Alle aantekeningen van alle hoorcolleges. Inclusief afbeeldingen en voorbeelden. Alle theorieën en termen gevraagd in het tentamen worden in deze samenvatting benoemt en uitgelegd.
General administrative theory: focus op wat managers doen en wat goede handelingen zijn.
Taylor: focus op activiteiten van managers die over lopende band werk gaan
Fayol: focus op activiteiten van alle managers.

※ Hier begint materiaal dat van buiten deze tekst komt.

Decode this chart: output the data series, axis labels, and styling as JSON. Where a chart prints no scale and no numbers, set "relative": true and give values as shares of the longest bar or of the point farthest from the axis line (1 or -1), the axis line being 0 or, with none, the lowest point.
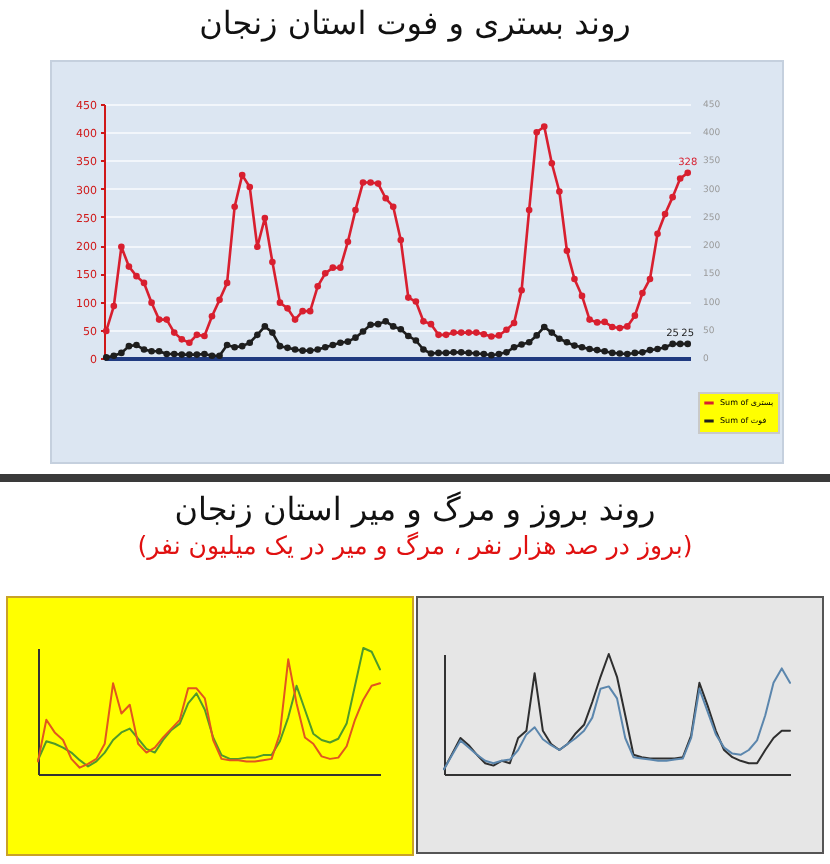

De 5 functies zijn: plannen, organiseren,
commanderen, coördineren en controleren.
Managementprincipes van Fayol: regels die managers kunnen toepassen op alle situaties.
- Division of work: specialisatie verhoogt de output doordat er meer efficiëntie is.
- Unity of command: elke medewerker moet orders ontvangen van maar 1 sector
- Unity of direction: de organisatie moet maar 1 enkel plan van aanpak hebben
- Subordination of individuel interest: de belangen van een medewerker mogen geen voorrang
krijgen over het belang van de hele organisatie
- Renumeration: medewerkers moeten eerlijk loon krijgen
- Centralization: de mate waarin ondergeschikten betrokken zijn bij besluitvorming
- Scalar chain: de lijn van autoriteit van topmanagement naar lagere rangen
- Order: mensen en materialen moeten op juiste plek en juiste tijd zijn
- Esprit de corps: team spirit moet gepromoot worden
Weber: theorie over structuur van autoriteit en relaties gebaseerd op ideaal type organisatie
bureaucratie. Dit is de vorm van organisatie gekenmerkt door:
- Division of labour: functies afgebroken in simple, routine en duidelijke taken
- Authority hierarchy: posities zijn georganiseerd en er is hiërarchie
- Formal selection: mensen geselecteerd op functies op basis van tech. Kwalificaties
- Impersonality: uniforme toepassing van regels en controles
- Career orientation: managers zijn professioneel
- Formal rules en regulations: een systeem van geschreven regens en standaardprocedures
Functionele kijk op de baan van managers Fayol. Nadeel van bureaucratie: het hindert de
creativiteit en het vermogen om snel te reageren (als organisatie) op dynamische omgeving.
Organizational behaviour: onderzoek naar acties van mensen op werk. 4 belangrijke onderzoekers:
1. Chester Barnard: hij stelde dat organisaties open systemen waren. Taak van manager is
communiceren en motiveren van de werknemers.
2. Robert Owen: idealistische werkplek. Er moet meer geïnvesteerd worden in arbeid.
3. Mary Parker Follett: organisatie zien vanuit individueel- en groepsgedrag. Organisaties
gebaseerd op groepsethiek.
, 4. Hugo Münsterberg: psychologische testen voor selecteren van medewerkers.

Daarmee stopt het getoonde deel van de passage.